I'll repeat myself yet again. If you feel the need, by all means pack your pistol with you. Your right to do so is guaranteed to you in the Bill of Rights, specifically in the Second Amendment. Not everyone believes the same way I do. Case in point, Main Lady's eldest little darling (Flopsy) stands firmly against guns and all that they (the guns, I would guess) stand for. Now me, being a warm, sensitive man of the '90s (and here I'm referring to that era that began in the Year of Our Lord One Thousand Nine Hundred and Ninety and terminted abruptly at the beginning of the Year of Our Lord Two Thousand - the time span, not my age and not my mileage. Get it?) - as I was saying, a warm, sensitive man of the '90s as well as being considerate and generous into the bargain, I would often instigate a short discussion on gun control with Flopsy, generally referring to some local news item, then I'd suffer the anti-gun tirade in my usual quiet, tolerant manner - then I'd invite Flopsy to go out shooting with Big Mike and I.
Well sir, one fine day Flopsy accepted my invitation, went out to the range with us and proceeded to shoot the hell out of everything downrange, including perforating a standard pistol bulls eye target at fifty fee with Big Mike's .380 sock drawer automatic. Her performance was witnessed by three pseudo macho ass hats, all of whom were full of themselves and all of whom suffered deflated egos. All three of us carefully and studiously ignored them; they tried ignoring Flopsy and failed.
So. That's old history, but the other night Main Lady, Flopsy and I were settling in to watch Masterpiece Theater when Main Lady referred to some kind of shooting item in the news - I don't remember what it was specifically, but I believe it involved an elderly woman successfully defending herself with a firearm.
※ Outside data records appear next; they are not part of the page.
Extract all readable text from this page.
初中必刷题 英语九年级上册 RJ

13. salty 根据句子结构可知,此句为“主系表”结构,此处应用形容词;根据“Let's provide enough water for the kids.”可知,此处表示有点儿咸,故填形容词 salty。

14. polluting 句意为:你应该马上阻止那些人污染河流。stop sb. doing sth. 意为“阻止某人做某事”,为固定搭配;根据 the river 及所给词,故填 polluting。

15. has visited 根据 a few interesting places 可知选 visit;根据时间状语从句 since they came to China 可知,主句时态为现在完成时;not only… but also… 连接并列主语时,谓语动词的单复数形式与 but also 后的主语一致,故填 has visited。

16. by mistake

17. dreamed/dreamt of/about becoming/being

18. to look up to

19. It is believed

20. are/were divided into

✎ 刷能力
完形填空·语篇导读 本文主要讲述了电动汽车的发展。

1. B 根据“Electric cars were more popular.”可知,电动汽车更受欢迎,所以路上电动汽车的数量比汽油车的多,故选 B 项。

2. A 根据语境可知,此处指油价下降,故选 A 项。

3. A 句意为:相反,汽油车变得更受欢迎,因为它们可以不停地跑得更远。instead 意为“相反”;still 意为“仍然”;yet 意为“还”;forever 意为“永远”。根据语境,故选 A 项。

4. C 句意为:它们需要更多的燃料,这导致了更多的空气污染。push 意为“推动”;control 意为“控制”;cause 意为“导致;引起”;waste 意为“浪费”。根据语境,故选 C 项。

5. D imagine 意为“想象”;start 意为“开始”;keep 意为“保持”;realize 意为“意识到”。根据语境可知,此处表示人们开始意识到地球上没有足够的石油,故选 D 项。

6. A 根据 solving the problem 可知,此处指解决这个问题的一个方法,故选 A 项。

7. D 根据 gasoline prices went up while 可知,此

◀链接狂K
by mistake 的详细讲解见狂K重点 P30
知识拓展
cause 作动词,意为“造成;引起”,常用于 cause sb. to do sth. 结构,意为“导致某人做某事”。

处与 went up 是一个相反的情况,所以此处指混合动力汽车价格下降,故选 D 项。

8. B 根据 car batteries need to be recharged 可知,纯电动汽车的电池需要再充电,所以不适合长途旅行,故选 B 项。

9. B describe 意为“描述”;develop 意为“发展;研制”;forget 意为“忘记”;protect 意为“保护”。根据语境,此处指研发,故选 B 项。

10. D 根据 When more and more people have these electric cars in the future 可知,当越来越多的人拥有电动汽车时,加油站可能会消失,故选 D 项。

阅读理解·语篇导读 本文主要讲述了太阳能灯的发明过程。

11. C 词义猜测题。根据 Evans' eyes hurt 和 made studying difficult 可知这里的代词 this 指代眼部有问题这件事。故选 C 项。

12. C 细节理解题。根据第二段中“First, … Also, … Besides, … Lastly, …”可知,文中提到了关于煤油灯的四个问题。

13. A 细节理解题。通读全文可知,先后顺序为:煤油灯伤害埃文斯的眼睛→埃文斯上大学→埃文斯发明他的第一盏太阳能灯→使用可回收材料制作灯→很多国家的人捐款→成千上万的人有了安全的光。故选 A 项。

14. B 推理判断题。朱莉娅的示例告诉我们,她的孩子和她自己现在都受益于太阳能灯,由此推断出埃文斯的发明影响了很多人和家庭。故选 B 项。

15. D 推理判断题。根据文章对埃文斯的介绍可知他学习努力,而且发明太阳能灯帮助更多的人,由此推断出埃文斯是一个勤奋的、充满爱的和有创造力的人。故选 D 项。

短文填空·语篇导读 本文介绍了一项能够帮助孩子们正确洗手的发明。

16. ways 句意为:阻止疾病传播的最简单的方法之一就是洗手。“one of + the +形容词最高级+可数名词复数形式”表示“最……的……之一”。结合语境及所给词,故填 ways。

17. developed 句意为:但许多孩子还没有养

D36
I commented that the anti-gun moonbats would use it to promote even more gun control, which Main Lady questioned. As I remember it, Main Lady was referring to the Brady Bunch.
"Why don't they want us to carry a gun?"
"Because it's the great equalizer." I responded.
There was a long silence while Flopsy and Main Lady looked at each other.
"In any fight, size matters. If it didn't, there wouldn't be weight classes in boxing. So, if your attacker is a six foot six inch Goliath with mayhem on his mind, you won't stand much of a chance against him. But give you a .38 - "
" - and it doesn't matter how big he is." Flopsy concluded.
"Exactly. If you own a firearm it upsets the natural order of things. All of a sudden, we really are all equal."
I didn't push the issue, but I could tell the light suddenly went on.